In the approaching era of natural resource scarcity, ASEAN states must be able to exercise sovereignty over their natural resources to ensure both their sustainable exploitation and access to appropriate royalties. There are additional challenges with the impending achievement of the ASEAN Economic Community (AEC); coordination between ASEAN economic spheres will be hard, particularly ensuring that the environmental ministries are included in the drafting of policies set to drive economic growth.
The criminal exploitation of natural resources such as timber is contributing to regional instability. Despite the existence of national and international laws, the trade in Siamese Rosewood continues. Siamese Rosewood is illegally harvested in all range countries (Myanmar, Laos, Cambodia and Thailand), often by cross border loggers, and shipped to China via either Laos or Vietnam. In China, Siamese Rosewood products are openly traded.
With the illicit timber trade now integrated across multiple borders, the challenge for ASEAN is where and how to disrupt this multinational supply chain.
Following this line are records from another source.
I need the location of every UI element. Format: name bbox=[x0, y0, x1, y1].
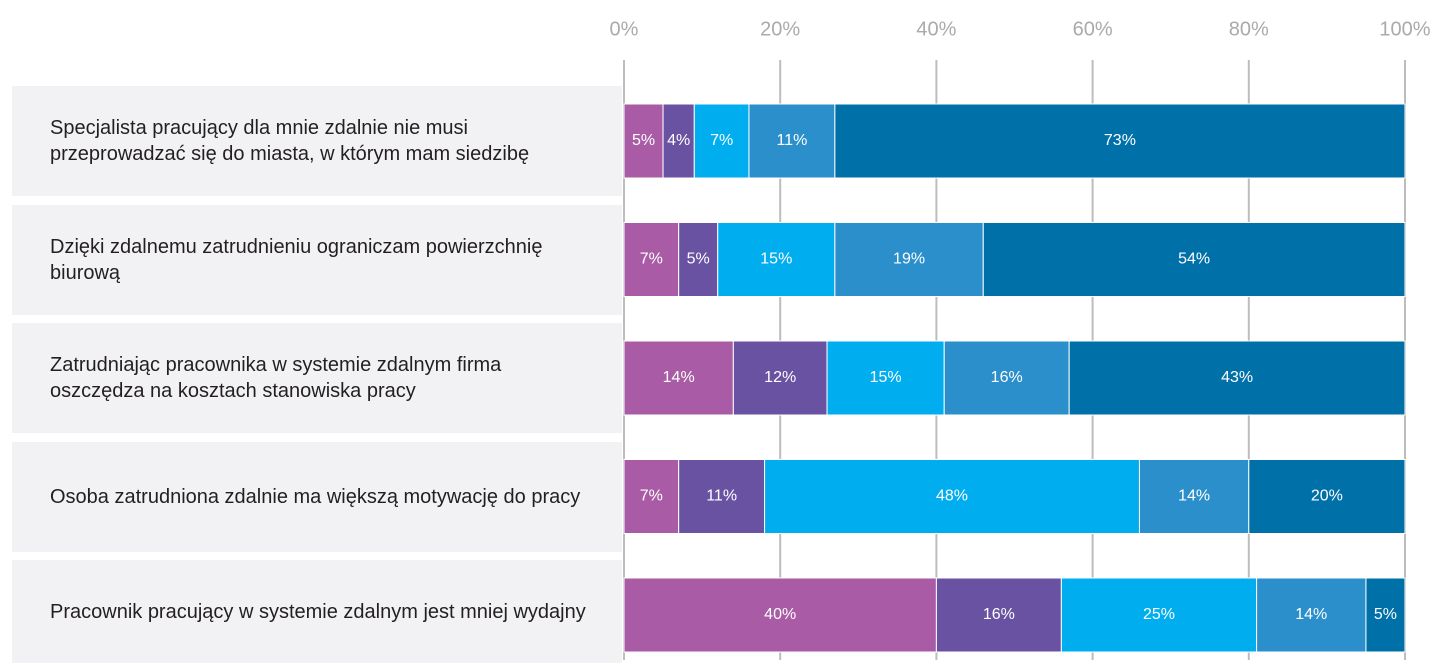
bar-segment bbox=[1365, 577, 1406, 653]
bar-segment bbox=[748, 103, 836, 179]
x-tick-label: 20% bbox=[760, 18, 800, 40]
value-label: 5% bbox=[632, 132, 655, 149]
value-label: 16% bbox=[991, 369, 1023, 386]
bar-segment bbox=[732, 340, 828, 416]
bar-segment bbox=[834, 103, 1406, 179]
value-label: 11% bbox=[776, 132, 807, 149]
value-label: 7% bbox=[640, 488, 663, 505]
row-label-box: Dzięki zdalnemu zatrudnieniu ograniczam … bbox=[12, 204, 622, 315]
value-label: 5% bbox=[687, 251, 710, 268]
x-tick-label: 60% bbox=[1073, 18, 1113, 40]
bar-segment bbox=[693, 103, 750, 179]
bar-segment bbox=[982, 222, 1406, 297]
row-label-box: Osoba zatrudniona zdalnie ma większą mot… bbox=[12, 441, 622, 552]
bar-segment bbox=[623, 577, 937, 653]
row-label-box: Specjalista pracujący dla mnie zdalnie n… bbox=[12, 86, 622, 196]
bar-segment bbox=[764, 459, 1140, 534]
value-label: 48% bbox=[936, 488, 968, 505]
value-label: 14% bbox=[663, 369, 695, 386]
x-tick-label: 100% bbox=[1379, 18, 1430, 40]
bar-segment bbox=[1138, 459, 1250, 534]
bar-segment bbox=[678, 459, 766, 534]
value-label: 40% bbox=[764, 606, 796, 623]
value-label: 12% bbox=[764, 369, 796, 386]
category-label: Osoba zatrudniona zdalnie ma większą mot… bbox=[50, 485, 581, 508]
row-label-box: Zatrudniając pracownika w systemie zdaln… bbox=[12, 323, 622, 433]
value-label: 5% bbox=[1374, 606, 1397, 623]
value-label: 4% bbox=[667, 132, 690, 149]
bar-segment bbox=[935, 577, 1062, 653]
x-tick-label: 40% bbox=[916, 18, 956, 40]
x-tick-label: 0% bbox=[610, 18, 639, 40]
bar-segment bbox=[834, 222, 984, 297]
value-label: 14% bbox=[1178, 488, 1210, 505]
category-label: Zatrudniając pracownika w systemie zdaln… bbox=[50, 354, 502, 402]
value-label: 54% bbox=[1178, 251, 1210, 268]
category-label: Pracownik pracujący w systemie zdalnym j… bbox=[50, 600, 586, 623]
value-label: 16% bbox=[983, 606, 1015, 623]
value-label: 11% bbox=[706, 488, 737, 505]
bar-segment bbox=[678, 222, 719, 297]
bar-segment bbox=[1248, 459, 1406, 534]
bar-segment bbox=[1068, 340, 1406, 416]
bar-segment bbox=[623, 340, 734, 416]
value-label: 15% bbox=[870, 369, 902, 386]
bar-segment bbox=[623, 103, 664, 179]
bar-segment bbox=[717, 222, 836, 297]
value-label: 20% bbox=[1311, 488, 1343, 505]
value-label: 43% bbox=[1221, 369, 1253, 386]
bar-segment bbox=[1256, 577, 1367, 653]
value-label: 25% bbox=[1143, 606, 1175, 623]
bar-segment bbox=[662, 103, 695, 179]
category-label: Specjalista pracujący dla mnie zdalnie n… bbox=[50, 117, 530, 165]
bar-segment bbox=[826, 340, 945, 416]
value-label: 73% bbox=[1104, 132, 1136, 149]
row-label-box: Pracownik pracujący w systemie zdalnym j… bbox=[12, 560, 622, 663]
bar-segment bbox=[943, 340, 1070, 416]
bar-segment bbox=[1060, 577, 1258, 653]
value-label: 15% bbox=[760, 251, 792, 268]
category-label: Dzięki zdalnemu zatrudnieniu ograniczam … bbox=[50, 235, 543, 284]
value-label: 19% bbox=[893, 251, 925, 268]
value-label: 7% bbox=[640, 251, 663, 268]
x-tick-label: 80% bbox=[1229, 18, 1269, 40]
value-label: 14% bbox=[1295, 606, 1327, 623]
value-label: 7% bbox=[710, 132, 733, 149]
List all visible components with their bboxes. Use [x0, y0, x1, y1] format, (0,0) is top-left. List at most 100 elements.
In many cases, the Siamese Rosewood supply chain is operated by well-established transnational organised crime groups. While Thai enforcement and border security officials rigorously pursue illegal loggers, those involved in later stages of the supply chain continue to operate with impunity.
For ASEAN states in the greater Mekong region, the illicit trade in Siamese Rosewood underscores border security failures. Non-state actors and transitional organised crime syndicates, are directly challenging state sovereignty over their natural resources. While there’s a history of religious and political motivated insurgencies in Southeast Asia, the ongoing conflict between illegal loggers and forest rangers, police and soldiers amounts to criminal insurgency.
So far the coordination of national responses across the Mekong subregion has been limited. The targeting of the illicit timber trade, remains for the most part the responsibility of forestry and agricultural departments who have limited capacity to deal with such a complex, capable and often violent threat. Given the globalised dimension of this activity and the challenges in rooting it out, a far more coordinated approach to disruption operations is needed.
Australia has an important role to play in highlighting the regional security implications of Thailand’s border timber war for ASEAN states. A regional response to the impacts of the growing primary resource scarcity in the region needs to be encouraged, especially with regards to the rapid exploitation of Laos and Myanmar.